Zil 117 – ein Ami aus der Sowjetunion

Wer einst die Tagesschau oder Aktuelle Kamera aufmerksam verfolgte, konnte bei Staatsbesuchen sowjetischer und einiger anderer sozialistischer Staatsoberhäupter seltene Luxuskaleschen erspähen. Diese stammten oft von Zil, wie etwa der Zil 117.

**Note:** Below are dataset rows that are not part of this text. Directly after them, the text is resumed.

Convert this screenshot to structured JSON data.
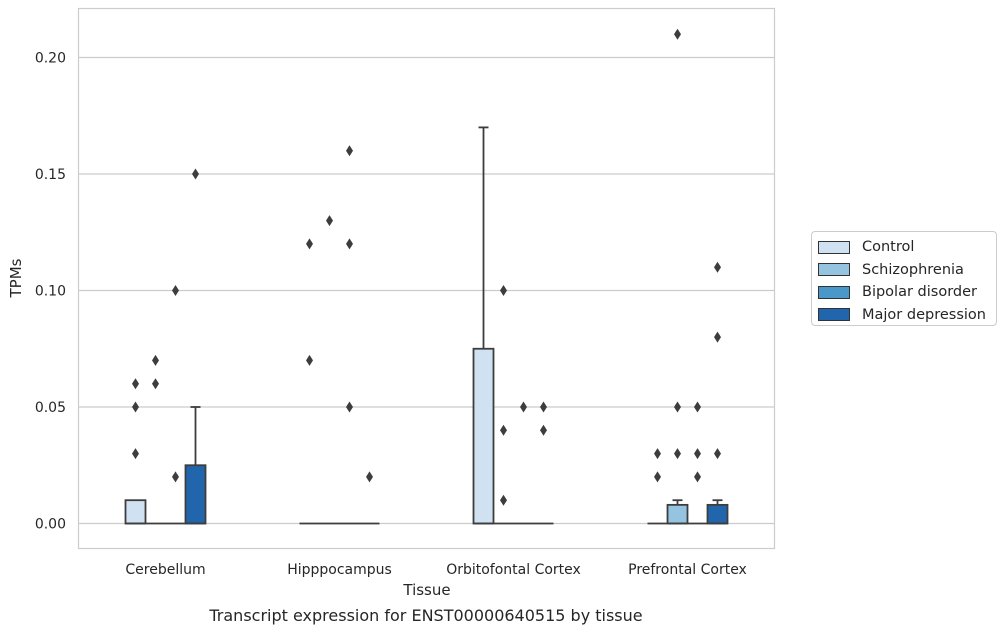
{
  "chart_data": {
    "type": "box",
    "xlabel": "Tissue",
    "ylabel": "TPMs",
    "ylim": [
      -0.01,
      0.22
    ],
    "yticks": [
      "0.00",
      "0.05",
      "0.10",
      "0.15",
      "0.20"
    ],
    "ytick_values": [
      0,
      0.05,
      0.1,
      0.15,
      0.2
    ],
    "grid": "horizontal",
    "legend_position": "right",
    "categories": [
      "Cerebellum",
      "Hipppocampus",
      "Orbitofontal Cortex",
      "Prefrontal Cortex"
    ],
    "series": [
      {
        "name": "Control",
        "color": "#d0e1f2",
        "boxes": [
          {
            "q1": 0,
            "median": 0,
            "q3": 0.01,
            "whisker_low": 0,
            "whisker_high": 0.01,
            "outliers": [
              0.03,
              0.05,
              0.06
            ]
          },
          {
            "q1": 0,
            "median": 0,
            "q3": 0,
            "whisker_low": 0,
            "whisker_high": 0,
            "outliers": [
              0.07,
              0.12
            ]
          },
          {
            "q1": 0,
            "median": 0,
            "q3": 0.075,
            "whisker_low": 0,
            "whisker_high": 0.17,
            "outliers": []
          },
          {
            "q1": 0,
            "median": 0,
            "q3": 0,
            "whisker_low": 0,
            "whisker_high": 0,
            "outliers": [
              0.02,
              0.03
            ]
          }
        ]
      },
      {
        "name": "Schizophrenia",
        "color": "#94c4df",
        "boxes": [
          {
            "q1": 0,
            "median": 0,
            "q3": 0,
            "whisker_low": 0,
            "whisker_high": 0,
            "outliers": [
              0.06,
              0.07
            ]
          },
          {
            "q1": 0,
            "median": 0,
            "q3": 0,
            "whisker_low": 0,
            "whisker_high": 0,
            "outliers": [
              0.13
            ]
          },
          {
            "q1": 0,
            "median": 0,
            "q3": 0,
            "whisker_low": 0,
            "whisker_high": 0,
            "outliers": [
              0.01,
              0.04,
              0.1
            ]
          },
          {
            "q1": 0,
            "median": 0,
            "q3": 0.008,
            "whisker_low": 0,
            "whisker_high": 0.01,
            "outliers": [
              0.03,
              0.05,
              0.21
            ]
          }
        ]
      },
      {
        "name": "Bipolar disorder",
        "color": "#4a98c9",
        "boxes": [
          {
            "q1": 0,
            "median": 0,
            "q3": 0,
            "whisker_low": 0,
            "whisker_high": 0,
            "outliers": [
              0.02,
              0.1
            ]
          },
          {
            "q1": 0,
            "median": 0,
            "q3": 0,
            "whisker_low": 0,
            "whisker_high": 0,
            "outliers": [
              0.05,
              0.12,
              0.16
            ]
          },
          {
            "q1": 0,
            "median": 0,
            "q3": 0,
            "whisker_low": 0,
            "whisker_high": 0,
            "outliers": [
              0.05
            ]
          },
          {
            "q1": 0,
            "median": 0,
            "q3": 0,
            "whisker_low": 0,
            "whisker_high": 0,
            "outliers": [
              0.02,
              0.03,
              0.05
            ]
          }
        ]
      },
      {
        "name": "Major depression",
        "color": "#2166ac",
        "boxes": [
          {
            "q1": 0,
            "median": 0,
            "q3": 0.025,
            "whisker_low": 0,
            "whisker_high": 0.05,
            "outliers": [
              0.15
            ]
          },
          {
            "q1": 0,
            "median": 0,
            "q3": 0,
            "whisker_low": 0,
            "whisker_high": 0,
            "outliers": [
              0.02
            ]
          },
          {
            "q1": 0,
            "median": 0,
            "q3": 0,
            "whisker_low": 0,
            "whisker_high": 0,
            "outliers": [
              0.04,
              0.05
            ]
          },
          {
            "q1": 0,
            "median": 0,
            "q3": 0.008,
            "whisker_low": 0,
            "whisker_high": 0.01,
            "outliers": [
              0.03,
              0.08,
              0.11
            ]
          }
        ]
      }
    ]
  },
  "caption": "Transcript expression for ENST00000640515 by tissue"
}
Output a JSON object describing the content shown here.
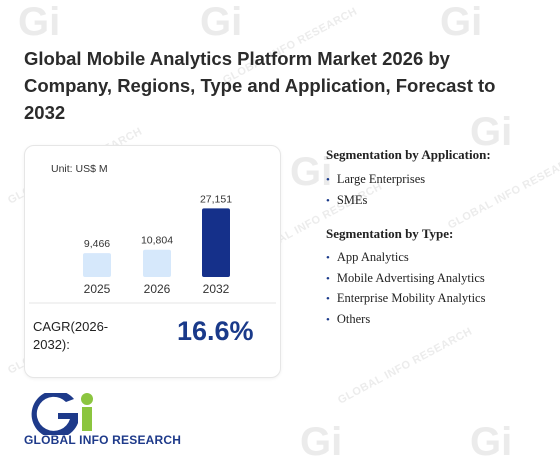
{
  "title": "Global Mobile Analytics Platform Market 2026 by Company, Regions, Type and Application, Forecast to 2032",
  "unit_label": "Unit: US$ M",
  "cagr": {
    "label": "CAGR(2026-2032):",
    "value": "16.6%"
  },
  "segmentation": {
    "application": {
      "title": "Segmentation by Application:",
      "items": [
        "Large Enterprises",
        "SMEs"
      ]
    },
    "type": {
      "title": "Segmentation by Type:",
      "items": [
        "App Analytics",
        "Mobile Advertising Analytics",
        "Enterprise Mobility Analytics",
        "Others"
      ]
    }
  },
  "logo": {
    "text": "GLOBAL INFO RESEARCH",
    "mark": "Gi"
  },
  "watermark": {
    "text": "GLOBAL INFO RESEARCH",
    "mark": "Gi"
  },
  "colors": {
    "bar_light": "#d6e8fb",
    "bar_dark": "#15308a",
    "accent": "#1a3a8a"
  },
  "chart_data": {
    "type": "bar",
    "categories": [
      "2025",
      "2026",
      "2032"
    ],
    "values": [
      9466,
      10804,
      27151
    ],
    "value_labels": [
      "9,466",
      "10,804",
      "27,151"
    ],
    "xlabel": "",
    "ylabel": "",
    "ylim": [
      0,
      30000
    ]
  }
}
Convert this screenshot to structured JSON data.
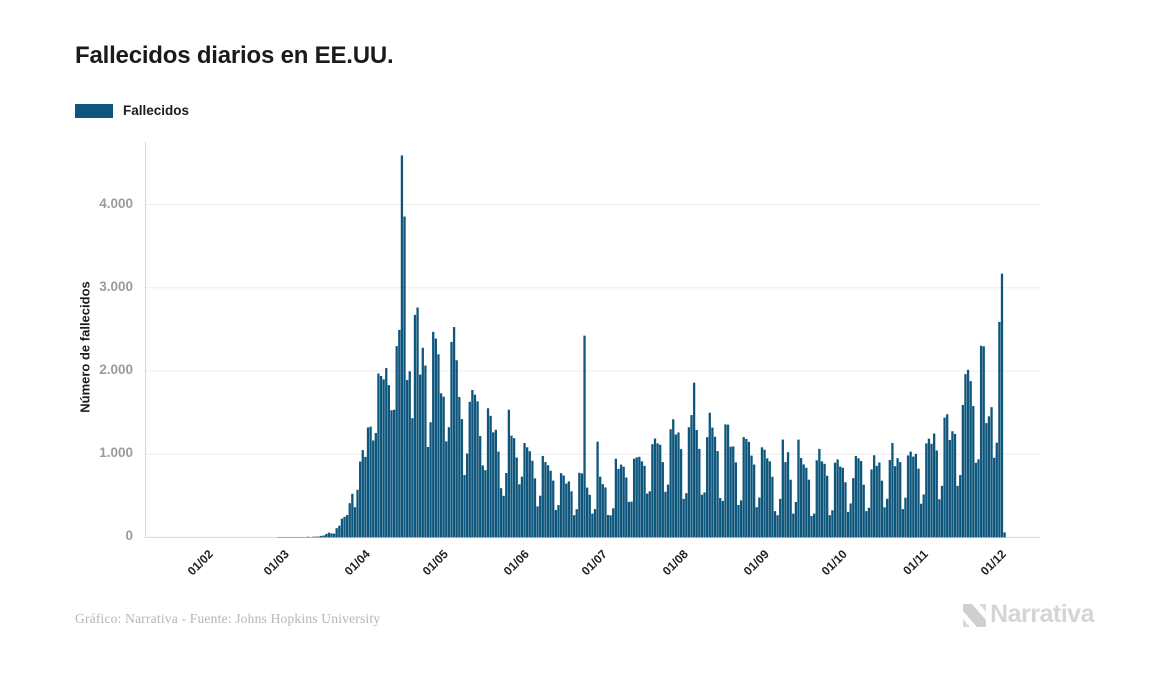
{
  "title": "Fallecidos diarios en EE.UU.",
  "legend": {
    "label": "Fallecidos"
  },
  "y_axis": {
    "title": "Número de fallecidos",
    "ticks": [
      "0",
      "1.000",
      "2.000",
      "3.000",
      "4.000"
    ]
  },
  "x_axis": {
    "ticks": [
      "01/02",
      "01/03",
      "01/04",
      "01/05",
      "01/06",
      "01/07",
      "01/08",
      "01/09",
      "01/10",
      "01/11",
      "01/12"
    ]
  },
  "footer": {
    "credit": "Gráfico: Narrativa - Fuente: Johns Hopkins University"
  },
  "brand": {
    "name": "Narrativa",
    "logo_icon": "narrativa-n-mark"
  },
  "colors": {
    "bar": "#0f567c",
    "gridline": "#ededed",
    "axis_line": "#d8d8d8",
    "y_tick_text": "#9b9b9b",
    "x_tick_text": "#1f1f1f",
    "title_text": "#1b1b1b",
    "credit_text": "#b5b5b5",
    "brand_text": "#d5d5d5"
  },
  "chart_data": {
    "type": "bar",
    "title": "Fallecidos diarios en EE.UU.",
    "series_name": "Fallecidos",
    "ylabel": "Número de fallecidos",
    "ylim": [
      0,
      4600
    ],
    "y_gridlines": [
      0,
      1000,
      2000,
      3000,
      4000
    ],
    "grid": true,
    "legend_position": "top-left",
    "x_unit": "day",
    "x_tick_format": "dd/mm",
    "x_tick_labels": [
      "01/02",
      "01/03",
      "01/04",
      "01/05",
      "01/06",
      "01/07",
      "01/08",
      "01/09",
      "01/10",
      "01/11",
      "01/12"
    ],
    "start_date": "2020-01-22",
    "values": [
      0,
      0,
      0,
      0,
      0,
      0,
      0,
      0,
      0,
      0,
      0,
      0,
      0,
      0,
      0,
      0,
      0,
      0,
      0,
      0,
      0,
      0,
      0,
      0,
      0,
      0,
      0,
      0,
      0,
      0,
      0,
      0,
      0,
      0,
      0,
      0,
      0,
      0,
      1,
      1,
      5,
      1,
      4,
      1,
      3,
      2,
      3,
      4,
      4,
      8,
      3,
      8,
      9,
      11,
      18,
      23,
      41,
      57,
      49,
      46,
      111,
      140,
      225,
      247,
      268,
      411,
      525,
      363,
      573,
      912,
      1049,
      968,
      1321,
      1331,
      1165,
      1255,
      1970,
      1940,
      1900,
      2035,
      1830,
      1528,
      1535,
      2299,
      2494,
      4591,
      3857,
      1891,
      1997,
      1433,
      2674,
      2763,
      1957,
      2279,
      2065,
      1087,
      1384,
      2470,
      2390,
      2201,
      1732,
      1691,
      1154,
      1324,
      2350,
      2528,
      2129,
      1687,
      1422,
      750,
      1008,
      1630,
      1772,
      1715,
      1635,
      1218,
      865,
      808,
      1552,
      1461,
      1263,
      1294,
      1032,
      592,
      500,
      774,
      1535,
      1223,
      1193,
      960,
      638,
      730,
      1134,
      1083,
      1036,
      921,
      709,
      373,
      501,
      979,
      906,
      867,
      802,
      683,
      329,
      389,
      773,
      745,
      648,
      673,
      554,
      267,
      339,
      777,
      769,
      2425,
      599,
      512,
      286,
      340,
      1150,
      730,
      640,
      600,
      270,
      265,
      350,
      945,
      824,
      875,
      850,
      720,
      427,
      430,
      946,
      961,
      969,
      914,
      860,
      527,
      555,
      1120,
      1189,
      1130,
      1113,
      905,
      548,
      635,
      1300,
      1420,
      1237,
      1261,
      1061,
      463,
      532,
      1324,
      1470,
      1860,
      1290,
      1064,
      513,
      541,
      1205,
      1499,
      1320,
      1210,
      1037,
      474,
      439,
      1358,
      1356,
      1090,
      1094,
      902,
      390,
      446,
      1205,
      1184,
      1148,
      983,
      876,
      363,
      479,
      1083,
      1054,
      950,
      914,
      729,
      316,
      267,
      463,
      1176,
      905,
      1024,
      693,
      286,
      426,
      1175,
      954,
      877,
      837,
      694,
      258,
      286,
      927,
      1064,
      914,
      884,
      741,
      267,
      326,
      898,
      937,
      851,
      837,
      663,
      307,
      408,
      712,
      979,
      951,
      918,
      633,
      316,
      356,
      817,
      987,
      860,
      900,
      682,
      362,
      464,
      930,
      1135,
      856,
      952,
      905,
      340,
      477,
      985,
      1031,
      971,
      1004,
      827,
      405,
      517,
      1130,
      1187,
      1126,
      1248,
      1045,
      459,
      620,
      1440,
      1480,
      1170,
      1276,
      1243,
      620,
      750,
      1591,
      1962,
      2015,
      1878,
      1579,
      897,
      939,
      2304,
      2297,
      1374,
      1455,
      1565,
      957,
      1138,
      2590,
      3170,
      60
    ]
  }
}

Der Zil 117 wurde zwischen 1971und 1968 als reines Repräsentationsfahrzeug in geringen Stückzahlen gebaut und orientierte sich technisch wie stilistisch an den sonst gerne von offzieller Seite kritisierten  Fahrzeugen amerikanischer Herkunft. Er stellte eine um 50 cm gekürzte Version des siebensitzigen Zil 114 dar. Die Frontpartie des Fünfsitzers erinnert an die der ’67er Fullsize-Modelle von Chevrolet, die Dachlinie gab es so auch schon bei den Imperials aus dem Hause Chrysler. Das Heck ist indes geradezu bieder-unauffällig. Doch die Übernahme vom Design des Klassenfeindes war ja nichts neues, wie auch die Dreistufen-Automatik mit der vom Edsel und diversen Mopar-Mobilen bekannten Drucktasten-Bedienung abermals belegt.

V8-Kraft im Zil

Im Zil 117 war ohnehin nichts neu, weder optisch noch technisch. Der Stößelstangen-V8-Motor mit zentraler Nockenwelle war genauso amerikanisch inspiriert wie die starre Hinterachse an Blattfedern. Bei Mercedes sah das alles schon ganz anders aus. In jedem Fall bemerkenswert am Zil 117 waren jedoch die Scheibenbremsen an allen 225er Reifen, zu Zeiten als vier Trommeln eher die Norm darstellten. Bei einem Gewicht von knapp drei Tonnen und einer Höchstgeschwindigkeit von 200 km/h waren die Scheiben allerdings mehr als angebracht. Dazu liefen beim 7.0 l-V8 mit 300 PS und 570 Nm Drehmoment auch gerne bis zu 40 l durch die Vergaser-Düsen. Da ordentliche Oligarchen jedoch westlichen Luxus bevorzugen, wechseln die Gebrauchtwagen zu recht moderaten Preisen den Besitzer.

Zil mit Stil

Die Zil 117 standen auf einem robustem X-Kastenrahmen mit vorderer Torsionsstab-Ferderung, der auch die Realisierung eines großen Cabriolets vereinfachte. Diese Konstruktion verweist klar auf die Kernkompetenz des Kombinats Zawod Imeni Lichatschew, nämlich Lastkraftwagen. Mit einer Länge von rund 5,7 Metern steht der Stolz der Partei auf einer Ebene von damaligen Fullsize-Amerikanern oder – aktueller – dem Maybach 57. die Ausstattung war zeitgemäß, elektrische Fensterheber und Außenspiegelm, zentralverriegeklung und ein Höhenverstellbares lenkrad sorgetn auch beim Fahrer für gute Laube. Neben weiträumigen Sitzverhältnissen der lederbezogenen Fahrgastzelle mit Bar und Klimaanlage für die oberen Genossen gab es im Zil 117 auch genügend Platz im 170 cm breiten und 95 cm tiefen Kofferraum für deren Gepäck oder zwei weitere Mitfahrer, wie es im James Bond-Film „Casino Royale“ zu sehen ist: Dort fasst das Abteil problemlos die Leichen zweier afrikanischer Warlords.